Is there any upside to crawling out of your warm bed at 6am, getting into a freezing car that barely starts, gloomily staring at the thermometer that indicates -23C, and driving to CrossFit? Yes. The fact that very few people choose to do that. So few in fact that you may end up with a private training session on Olympic lifts.
I was the only person to show up to the 7am workout. The whiteboard indicated deadlifts and met con (metabolic conditioning) sequence. I glance at Ryan, who is almost awake… “Screw deadlifts. My deadlifts are awesome. Help me with the clean?”. Last time we did clean and jerk, my cleaning was “atrocious”.

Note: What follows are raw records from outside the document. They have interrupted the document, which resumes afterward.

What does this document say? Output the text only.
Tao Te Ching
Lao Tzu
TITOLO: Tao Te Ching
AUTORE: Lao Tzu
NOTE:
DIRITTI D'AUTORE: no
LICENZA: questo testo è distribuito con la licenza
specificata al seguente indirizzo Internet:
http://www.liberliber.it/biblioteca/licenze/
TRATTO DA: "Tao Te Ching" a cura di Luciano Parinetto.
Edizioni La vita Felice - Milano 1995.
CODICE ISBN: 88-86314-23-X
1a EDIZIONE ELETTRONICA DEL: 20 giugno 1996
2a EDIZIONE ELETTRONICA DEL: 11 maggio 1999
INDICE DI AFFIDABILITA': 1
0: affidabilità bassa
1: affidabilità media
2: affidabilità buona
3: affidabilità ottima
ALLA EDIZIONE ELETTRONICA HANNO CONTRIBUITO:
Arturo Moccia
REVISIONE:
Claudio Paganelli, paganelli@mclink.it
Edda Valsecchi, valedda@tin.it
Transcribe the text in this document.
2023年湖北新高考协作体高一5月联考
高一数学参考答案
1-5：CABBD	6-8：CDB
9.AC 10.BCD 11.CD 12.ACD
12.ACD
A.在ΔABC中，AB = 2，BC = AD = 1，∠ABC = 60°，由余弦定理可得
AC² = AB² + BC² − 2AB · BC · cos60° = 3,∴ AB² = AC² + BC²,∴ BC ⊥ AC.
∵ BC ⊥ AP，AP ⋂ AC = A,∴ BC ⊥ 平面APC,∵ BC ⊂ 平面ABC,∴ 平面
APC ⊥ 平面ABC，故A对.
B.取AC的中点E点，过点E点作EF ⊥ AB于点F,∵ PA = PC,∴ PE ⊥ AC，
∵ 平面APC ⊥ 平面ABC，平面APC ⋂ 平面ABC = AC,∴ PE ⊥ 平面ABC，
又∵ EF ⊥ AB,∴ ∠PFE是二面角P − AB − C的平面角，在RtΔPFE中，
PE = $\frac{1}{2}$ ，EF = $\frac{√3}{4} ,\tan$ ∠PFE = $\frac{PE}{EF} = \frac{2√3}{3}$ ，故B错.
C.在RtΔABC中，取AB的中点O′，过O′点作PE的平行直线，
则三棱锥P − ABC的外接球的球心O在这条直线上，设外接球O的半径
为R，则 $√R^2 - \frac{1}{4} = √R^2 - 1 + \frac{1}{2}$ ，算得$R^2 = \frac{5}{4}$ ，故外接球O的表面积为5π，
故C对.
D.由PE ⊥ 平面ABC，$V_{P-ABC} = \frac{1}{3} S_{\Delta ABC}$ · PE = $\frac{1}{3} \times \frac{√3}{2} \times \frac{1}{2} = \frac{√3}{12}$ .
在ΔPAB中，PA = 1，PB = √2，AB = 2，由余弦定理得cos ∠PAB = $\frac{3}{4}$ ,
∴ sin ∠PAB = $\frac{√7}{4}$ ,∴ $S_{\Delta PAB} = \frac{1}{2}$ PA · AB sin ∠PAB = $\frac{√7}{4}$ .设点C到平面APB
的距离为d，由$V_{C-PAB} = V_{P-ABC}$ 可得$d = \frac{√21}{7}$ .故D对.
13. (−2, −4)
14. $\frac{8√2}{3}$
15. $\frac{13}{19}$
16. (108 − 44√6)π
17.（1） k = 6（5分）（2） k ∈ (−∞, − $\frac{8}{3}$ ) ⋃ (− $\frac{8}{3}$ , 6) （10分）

What follows is 60 minutes of nothing but cleans. Over, and over, and… you guessed it – over again. Ryan is bombarding me with terms like “Burgener warm-up”, “loading”, “pull”,
“shrug”, “jumping position”, “landing position”. You’d think I was doing Cirque de Soleil. I found myself asking questions like: “Do I use a hook grip for both the squat clean and the power clean?”. [The answer is yes.] Who is this girl?
“Well, we barely scratched the surface”, Ryan shrugs after an hour. I’m exhausted. Not physically. Mentally. There are approximately ten billion microscopic movements in a clean… at least until it becomes automatic. And then it’s just one movement. One fluid, smooth, beautiful movement. Until then… it’s feet. Hips. Shoulders. Elbows. Back. Hamstrings. All engaged, and all doing different things in different order. Gah. By the end of the session it’s a miracle that I didn’t drop the barbell on my head once.
P.S. In case you are curious, the Burgener warm-up is a sequence of movements, designed to warm you up for various Olympic lifts. Mike Burgener is an international weight lifting coach, and is a bit of a celebrity in CrossFit circles. Full warm-up is here.
Leaving you with some salad inspiration = spinach + roasted beets + apple + raisins + walnuts.